The phase 3 TALAPRO-2 trial [NCT03395197] did include patients who had prior treatment with docetaxel in the metastatic hormone-sensitive setting, although they were a small proportion of the population enrolled on the study.
I envision [talazoparib plus enzalutamide] being used for the most part in the patients who have progressed with PSA relapse, were treated with ADT, and now have mCRPC. In those patients who also have HRR mutations, I would consider using the combination of talazoparib and enzalutamide. The median PFS was prolonged and statistically significantly improved as compared with enzalutamide alone.
What we don't quite know is if giving enzalutamide followed by talazoparib would have had an equal impact. Do we absolutely need to give them in combination? However, the reason I would favor the combination in a patient like this is that there is preclinical data that shows that the AR inhibitors can sensitize and enhance the efficacy of PARP inhibitors.
Another combination that's approved for BRCA2-mutated disease is abiraterone and olaparib [Lynparza]. However, initially a lot of patients have been pretreated with abiraterone, making it hard to put [this combination] into practical application. What I'm not quite clear on is in patients who are progressing on abiraterone or enzalutamide, should keep that going and add the PARP inhibitor for that synergy? There is no evidence to do that. As of now, in those patients, I would use them in sequence.
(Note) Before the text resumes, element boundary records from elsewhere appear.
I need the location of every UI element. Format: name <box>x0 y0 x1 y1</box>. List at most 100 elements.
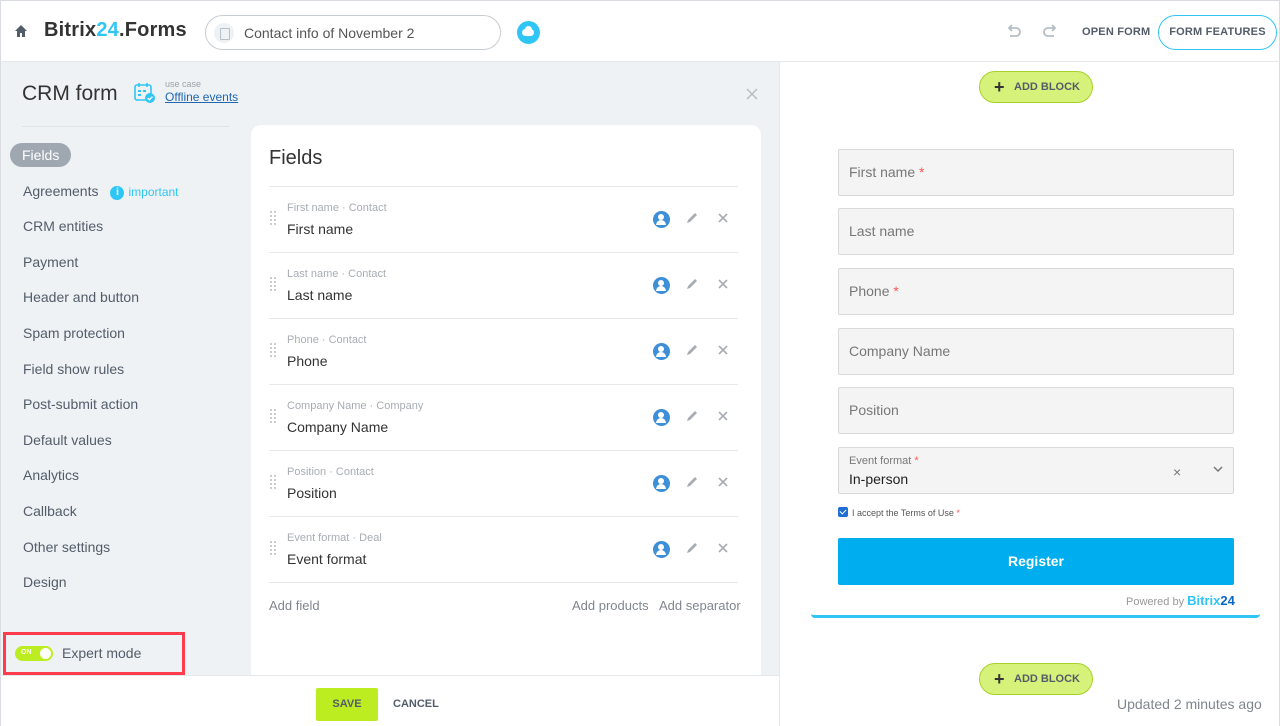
edit-icon[interactable] <box>684 210 700 226</box>
redo-icon[interactable] <box>1041 23 1059 41</box>
powered-by-brand[interactable]: Bitrix24 <box>1187 593 1235 608</box>
sidebar-item-other-settings[interactable]: Other settings <box>10 535 179 571</box>
sidebar-item-default-values[interactable]: Default values <box>10 428 179 464</box>
plus-icon: + <box>994 77 1005 97</box>
toggle-on-text: ON <box>21 649 32 656</box>
fields-title: Fields <box>269 147 323 169</box>
field-placeholder: Company Name <box>849 343 951 359</box>
terms-label[interactable]: I accept the Terms of Use <box>852 508 954 518</box>
terms-checkbox[interactable] <box>838 507 848 517</box>
fields-card: Fields First name · Contact First name Las… <box>251 125 761 685</box>
drag-handle-icon[interactable] <box>269 277 277 291</box>
plus-icon: + <box>994 669 1005 689</box>
phone-field[interactable]: Phone * <box>838 268 1234 315</box>
home-icon[interactable] <box>14 24 28 38</box>
field-name: Company Name <box>287 419 389 435</box>
close-icon[interactable] <box>715 276 731 292</box>
form-features-button[interactable]: FORM FEATURES <box>1158 15 1277 50</box>
page-title: CRM form <box>22 82 118 105</box>
sidebar-item-analytics[interactable]: Analytics <box>10 463 179 499</box>
sidebar-item-fields[interactable]: Fields <box>10 143 179 179</box>
expert-mode-label: Expert mode <box>62 645 142 661</box>
sidebar-item-agreements[interactable]: Agreements i important <box>10 179 179 215</box>
edit-icon[interactable] <box>684 276 700 292</box>
edit-icon[interactable] <box>684 474 700 490</box>
field-row[interactable]: Position · Contact Position <box>269 451 738 517</box>
close-icon[interactable] <box>715 474 731 490</box>
form-title-value: Contact info of November 2 <box>244 25 415 41</box>
expert-mode-toggle[interactable]: ON <box>15 646 53 661</box>
crm-binding-icon[interactable] <box>653 277 670 294</box>
sidebar-item-field-show-rules[interactable]: Field show rules <box>10 357 179 393</box>
field-row[interactable]: Company Name · Company Company Name <box>269 385 738 451</box>
close-icon[interactable] <box>715 342 731 358</box>
crm-binding-icon[interactable] <box>653 541 670 558</box>
crm-binding-icon[interactable] <box>653 409 670 426</box>
drag-handle-icon[interactable] <box>269 343 277 357</box>
add-field-link[interactable]: Add field <box>269 598 320 613</box>
edit-icon[interactable] <box>684 408 700 424</box>
form-image-icon[interactable] <box>214 23 234 43</box>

In kidney cancer, we are investigating novel agents, and some of them are HIF-2α inhibitors. There are some novel combinations of HIF-2α inhibitors with CDK4/6 inhibitors that are in testing. We are also proposing to investigate neoadjuvant HIF-2α inhibitor therapy [in patients] with high-risk kidney masses. The other big study that's likely to start is the evaluation of a novel CTLA-4 inhibitor that seems to have less toxicity and better efficacy so far in preliminary testing.
In prostate cancer, there is a big push to develop novel pathways. A PI5K pathway has been described by our [research] group. Other novel combinations that will be explored include MYC inhibitors. MYC is a pathway that creates an aggressive clinical prostate cancer course. Thus far MYC has been undruggable, but we are working with a company that is producing a MYC inhibitor that we will have in clinical trial testing.
Moreover, a lot of patients with neuroendocrine features of the prostate are not responding to therapy. We have an ongoing study [the phase 2 PLANE-PC trial (NCT04848337)] with lenvatinib and pembrolizumab, because immune checkpoint therapy is likely to have a big role in efficacy against neuroendocrine. We are evaluating this combination in neuroendocrine prostate cancer. This study is being conducted in multiple sites across the country and the University of Michigan. We are about halfway through our accrual, and we're beginning to see promising efficacy.